Le pin pignon ou pin parasol date de cette époque. Si je trouvais des candidats, je jouerais aux cartes à l’ombre de cet arbre pendant les agréables après-midis bien chaudes. L’immense couronne était une exception dans un pays sans arbres, devenus inexistants à cause de la viticulture et de la culture des légumes. Il n’y avait que quelques frênes au bord du marais, et seul un figuier a survécu dans les gorges entre les collines d’argile.
Cet été, je suis allé à Miuzela, comme d’habitude. Quand j’ai passé le virage du vignoble de Panelo, le pin parasol avait disparu de l’horizon, et je ne l’ai pas vu non plus quand je suis passé à côté d’Espadanal.

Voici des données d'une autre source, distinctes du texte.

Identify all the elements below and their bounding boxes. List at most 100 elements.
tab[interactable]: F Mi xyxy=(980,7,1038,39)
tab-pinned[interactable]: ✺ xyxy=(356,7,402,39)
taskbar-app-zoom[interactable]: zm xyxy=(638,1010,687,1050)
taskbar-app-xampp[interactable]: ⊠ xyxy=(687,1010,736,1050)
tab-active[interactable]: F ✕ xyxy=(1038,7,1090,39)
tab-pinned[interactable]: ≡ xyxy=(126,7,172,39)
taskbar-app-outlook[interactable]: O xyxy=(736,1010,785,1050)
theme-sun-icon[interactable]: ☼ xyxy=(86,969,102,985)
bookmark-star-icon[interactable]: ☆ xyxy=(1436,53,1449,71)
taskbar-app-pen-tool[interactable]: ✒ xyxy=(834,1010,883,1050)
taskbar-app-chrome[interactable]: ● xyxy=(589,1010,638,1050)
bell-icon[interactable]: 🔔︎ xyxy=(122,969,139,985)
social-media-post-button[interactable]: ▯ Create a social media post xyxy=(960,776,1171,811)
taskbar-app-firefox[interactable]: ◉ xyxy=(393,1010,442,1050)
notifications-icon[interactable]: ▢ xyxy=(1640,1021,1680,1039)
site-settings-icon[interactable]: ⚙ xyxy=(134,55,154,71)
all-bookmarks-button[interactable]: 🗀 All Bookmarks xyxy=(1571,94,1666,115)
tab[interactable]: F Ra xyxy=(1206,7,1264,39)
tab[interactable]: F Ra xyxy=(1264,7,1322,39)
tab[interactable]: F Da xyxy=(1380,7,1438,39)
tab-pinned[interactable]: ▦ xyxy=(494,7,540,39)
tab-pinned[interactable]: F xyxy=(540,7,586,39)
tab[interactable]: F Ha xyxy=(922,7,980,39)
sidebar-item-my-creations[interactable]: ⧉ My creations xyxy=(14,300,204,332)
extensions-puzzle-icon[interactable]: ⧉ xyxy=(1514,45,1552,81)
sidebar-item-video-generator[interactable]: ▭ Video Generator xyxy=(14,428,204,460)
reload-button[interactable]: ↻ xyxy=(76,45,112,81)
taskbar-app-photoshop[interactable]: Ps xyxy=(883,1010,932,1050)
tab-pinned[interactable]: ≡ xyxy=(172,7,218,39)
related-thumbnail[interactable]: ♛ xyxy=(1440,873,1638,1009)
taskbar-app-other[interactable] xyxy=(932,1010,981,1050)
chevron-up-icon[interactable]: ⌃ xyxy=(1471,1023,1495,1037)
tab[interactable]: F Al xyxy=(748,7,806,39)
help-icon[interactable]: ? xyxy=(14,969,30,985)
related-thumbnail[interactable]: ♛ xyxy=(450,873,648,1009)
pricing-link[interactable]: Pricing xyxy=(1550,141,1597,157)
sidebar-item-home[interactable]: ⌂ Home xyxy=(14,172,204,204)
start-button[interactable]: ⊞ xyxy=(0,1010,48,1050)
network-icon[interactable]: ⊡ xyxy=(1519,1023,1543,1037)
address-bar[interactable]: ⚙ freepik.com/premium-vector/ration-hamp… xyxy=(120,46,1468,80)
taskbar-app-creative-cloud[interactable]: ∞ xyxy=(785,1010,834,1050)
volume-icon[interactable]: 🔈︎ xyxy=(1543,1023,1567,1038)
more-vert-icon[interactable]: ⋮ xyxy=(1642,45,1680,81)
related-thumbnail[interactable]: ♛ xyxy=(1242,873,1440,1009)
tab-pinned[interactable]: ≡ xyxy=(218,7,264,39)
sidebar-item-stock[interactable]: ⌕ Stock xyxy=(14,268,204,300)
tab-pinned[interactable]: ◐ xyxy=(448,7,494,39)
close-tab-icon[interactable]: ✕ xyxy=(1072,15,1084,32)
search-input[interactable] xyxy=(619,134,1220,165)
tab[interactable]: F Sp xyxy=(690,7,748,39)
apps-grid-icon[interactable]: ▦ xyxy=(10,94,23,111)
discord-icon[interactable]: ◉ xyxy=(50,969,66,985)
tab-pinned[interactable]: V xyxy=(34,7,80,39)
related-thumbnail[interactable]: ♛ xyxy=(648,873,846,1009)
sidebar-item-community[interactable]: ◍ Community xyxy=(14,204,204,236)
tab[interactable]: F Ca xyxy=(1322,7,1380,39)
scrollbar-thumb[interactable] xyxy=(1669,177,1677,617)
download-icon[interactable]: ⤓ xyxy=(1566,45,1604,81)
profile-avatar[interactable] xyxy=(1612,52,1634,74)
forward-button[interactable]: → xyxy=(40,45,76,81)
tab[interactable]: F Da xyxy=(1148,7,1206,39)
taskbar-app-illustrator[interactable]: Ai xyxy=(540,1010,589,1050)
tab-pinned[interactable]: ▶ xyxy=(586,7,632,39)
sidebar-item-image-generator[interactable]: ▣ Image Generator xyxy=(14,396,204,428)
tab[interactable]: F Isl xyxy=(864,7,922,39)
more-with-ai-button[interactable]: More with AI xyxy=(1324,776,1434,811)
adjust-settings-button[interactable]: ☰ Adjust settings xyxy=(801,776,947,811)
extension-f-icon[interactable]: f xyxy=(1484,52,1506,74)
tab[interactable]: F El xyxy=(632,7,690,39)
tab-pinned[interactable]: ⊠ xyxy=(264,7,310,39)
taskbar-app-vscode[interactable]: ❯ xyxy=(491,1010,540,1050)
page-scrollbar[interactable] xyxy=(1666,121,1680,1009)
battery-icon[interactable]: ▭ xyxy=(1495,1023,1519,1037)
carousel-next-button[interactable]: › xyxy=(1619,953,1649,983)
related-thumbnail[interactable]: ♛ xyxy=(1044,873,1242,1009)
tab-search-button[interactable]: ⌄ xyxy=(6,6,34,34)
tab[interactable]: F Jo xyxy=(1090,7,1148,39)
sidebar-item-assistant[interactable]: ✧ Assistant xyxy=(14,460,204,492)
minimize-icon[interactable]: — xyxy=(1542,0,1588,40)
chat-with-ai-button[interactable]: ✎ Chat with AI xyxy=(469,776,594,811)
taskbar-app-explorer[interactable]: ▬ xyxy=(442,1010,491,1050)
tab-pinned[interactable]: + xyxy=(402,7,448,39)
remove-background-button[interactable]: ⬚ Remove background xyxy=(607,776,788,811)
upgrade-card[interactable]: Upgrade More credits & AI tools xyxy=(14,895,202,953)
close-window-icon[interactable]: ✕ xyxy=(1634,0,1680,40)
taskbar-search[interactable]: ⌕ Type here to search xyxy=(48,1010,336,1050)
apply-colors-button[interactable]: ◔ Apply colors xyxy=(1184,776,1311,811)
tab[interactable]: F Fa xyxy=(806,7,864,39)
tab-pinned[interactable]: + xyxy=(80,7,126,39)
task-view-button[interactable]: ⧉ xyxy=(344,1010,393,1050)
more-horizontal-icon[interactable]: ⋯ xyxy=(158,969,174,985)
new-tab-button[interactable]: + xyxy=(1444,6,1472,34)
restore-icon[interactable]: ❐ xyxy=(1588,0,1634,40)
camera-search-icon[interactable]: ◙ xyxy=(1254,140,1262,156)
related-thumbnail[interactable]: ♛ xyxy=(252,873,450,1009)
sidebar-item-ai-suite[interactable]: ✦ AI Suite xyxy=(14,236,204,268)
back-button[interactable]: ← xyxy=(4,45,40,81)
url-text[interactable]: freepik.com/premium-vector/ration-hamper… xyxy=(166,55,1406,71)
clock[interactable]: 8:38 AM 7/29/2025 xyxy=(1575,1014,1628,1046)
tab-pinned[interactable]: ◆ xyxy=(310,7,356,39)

Ce n’est que lorsque j’étais à proximité que j’ai vu le tronc et que j’ai immédiatement détourné le regard. Quelqu’un avait endommagé les racines, on aurait dit l’effet d’un poison provoquant l’assèchement de l’arbre – qui faisait partie du village et des souvenirs.
Mes proches m’ont d’abord été enlevés, et c’est au tour de l’image du vieux pin parasol. Ce pin était alors le dernier maillon à se briser dans une chaîne de souvenirs heureux, une silhouette amicale à l’horizon, sacrifiée pour une montagne d’acier et de béton d’une future maison.
Je n’ai pas vu les branches feuillues s’assécher. Je n’ai pas entendu les gémissements du doux pin quand il était mourant. Je n’ai pas senti le géant tomber. Je n’ai senti qu’un trou dans ma mémoire. C’était douloureux.